Metrics is preserved as a backward-compatible alias for RunMetrics. Both from agno.metrics import Metrics and from agno.models.metrics import Metrics still work.
MessageMetrics
Used on Message.metrics. Per-API-call metrics. Includes all BaseMetrics fields plus:
| Parameter | Type | Default | Description |
|---|
duration | Optional[float] | None | Duration of this API call (seconds). |
time_to_first_token | Optional[float] | None | Time to first token for this API call (seconds). |
provider_metrics | Optional[Dict[str, Any]] | None | Provider-specific metrics (e.g., Ollama timing, Cerebras timing). |
SessionMetrics
Returned by agent.get_session_metrics(). Aggregated across all runs in a session. Includes all BaseMetrics fields plus:
| Parameter | Type | Default | Description |
|---|
details | Optional[Dict[str, List[ModelMetrics]]] | None | Per-model breakdown, same structure as RunMetrics.details. Tokens summed across runs. |
additional_metrics | Optional[Dict[str, Any]] | None | Aggregated additional metrics from all runs. |
ModelMetrics
Per-model aggregate stored inside RunMetrics.details[model_type]. Includes all BaseMetrics fields plus:
| Parameter | Type | Default | Description |
|---|
id | str | "" | Model ID (e.g., "gpt-4o"). |
provider | str | "" | Provider name (e.g., "OpenAI Chat", "OpenAI Responses", "Anthropic"). |
provider_metrics | Optional[Dict[str, Any]] | None | Provider-specific data for this model. |
Used on ToolExecution.metrics.
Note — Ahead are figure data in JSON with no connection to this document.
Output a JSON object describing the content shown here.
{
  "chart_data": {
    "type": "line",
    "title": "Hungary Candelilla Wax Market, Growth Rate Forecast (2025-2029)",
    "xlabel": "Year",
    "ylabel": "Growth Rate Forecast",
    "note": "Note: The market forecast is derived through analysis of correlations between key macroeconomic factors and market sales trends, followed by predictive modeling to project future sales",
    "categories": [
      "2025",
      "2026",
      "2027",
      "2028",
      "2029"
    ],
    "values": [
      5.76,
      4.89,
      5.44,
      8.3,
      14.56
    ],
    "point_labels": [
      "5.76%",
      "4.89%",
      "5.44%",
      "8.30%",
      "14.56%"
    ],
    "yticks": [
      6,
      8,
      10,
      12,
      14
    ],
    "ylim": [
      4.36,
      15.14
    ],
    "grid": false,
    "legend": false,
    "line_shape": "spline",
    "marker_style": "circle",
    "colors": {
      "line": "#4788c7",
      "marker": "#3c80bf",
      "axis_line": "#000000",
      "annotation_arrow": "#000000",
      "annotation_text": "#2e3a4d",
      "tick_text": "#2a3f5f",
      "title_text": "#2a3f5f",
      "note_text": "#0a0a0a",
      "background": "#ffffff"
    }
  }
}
Standalone class (does not inherit BaseMetrics).
| Parameter | Type | Default | Description |
|---|
start_time | Optional[float] | None | Unix timestamp when the tool call started. |
end_time | Optional[float] | None | Unix timestamp when the tool call ended. |
duration | Optional[float] | None | Tool execution time (seconds). |
Provider field availability
Not all providers populate all fields. This table shows which BaseMetrics fields each provider sets on MessageMetrics.
| Provider | Standard tokens | cache_read | cache_write | reasoning | Audio tokens | cost | provider_metrics |
|---|
| OpenAI Chat | ✅ | ✅ | | ✅ | ✅ | ✅ | |
| OpenAI Responses | ✅ | ✅ | | ✅ | | | |
| Anthropic Claude | ✅ | ✅ | ✅ | | | | server_tool_use, service_tier |
| Google Gemini | ✅ | ✅ | | ✅ | | | traffic_type |
| Groq | ✅ | | | | | | completion_time, prompt_time, queue_time, total_time |
| Mistral | ✅ | ✅ | | ✅ | | | |
| AWS Bedrock | ✅ | ✅ | ✅ | | | | |
| LiteLLM | ✅ | ✅ | | ✅ | ✅ | | |
| Perplexity | ✅ | ✅ | | ✅ | ✅ | | |
| Azure AI Foundry | ✅ | ✅ | | ✅ | | | |
| Cerebras | ✅ | | | | | | time_system, time_prompt |
| Ollama | ✅ | | | | | | total_duration, load_duration, prompt_eval_duration, eval_duration |
| Cohere | ✅ | | | | | | |
| Meta Llama | ✅ | | | | | | |
| Meta Llama (OpenAI) | ✅ | ✅ | | ✅ | ✅ | ✅ | |
| HuggingFace | ✅ | | | | | | |
| IBM WatsonX | ✅ | | | | | | |
“Standard tokens” = input_tokens, output_tokens, total_tokens. “Audio tokens” = audio_input_tokens, audio_output_tokens.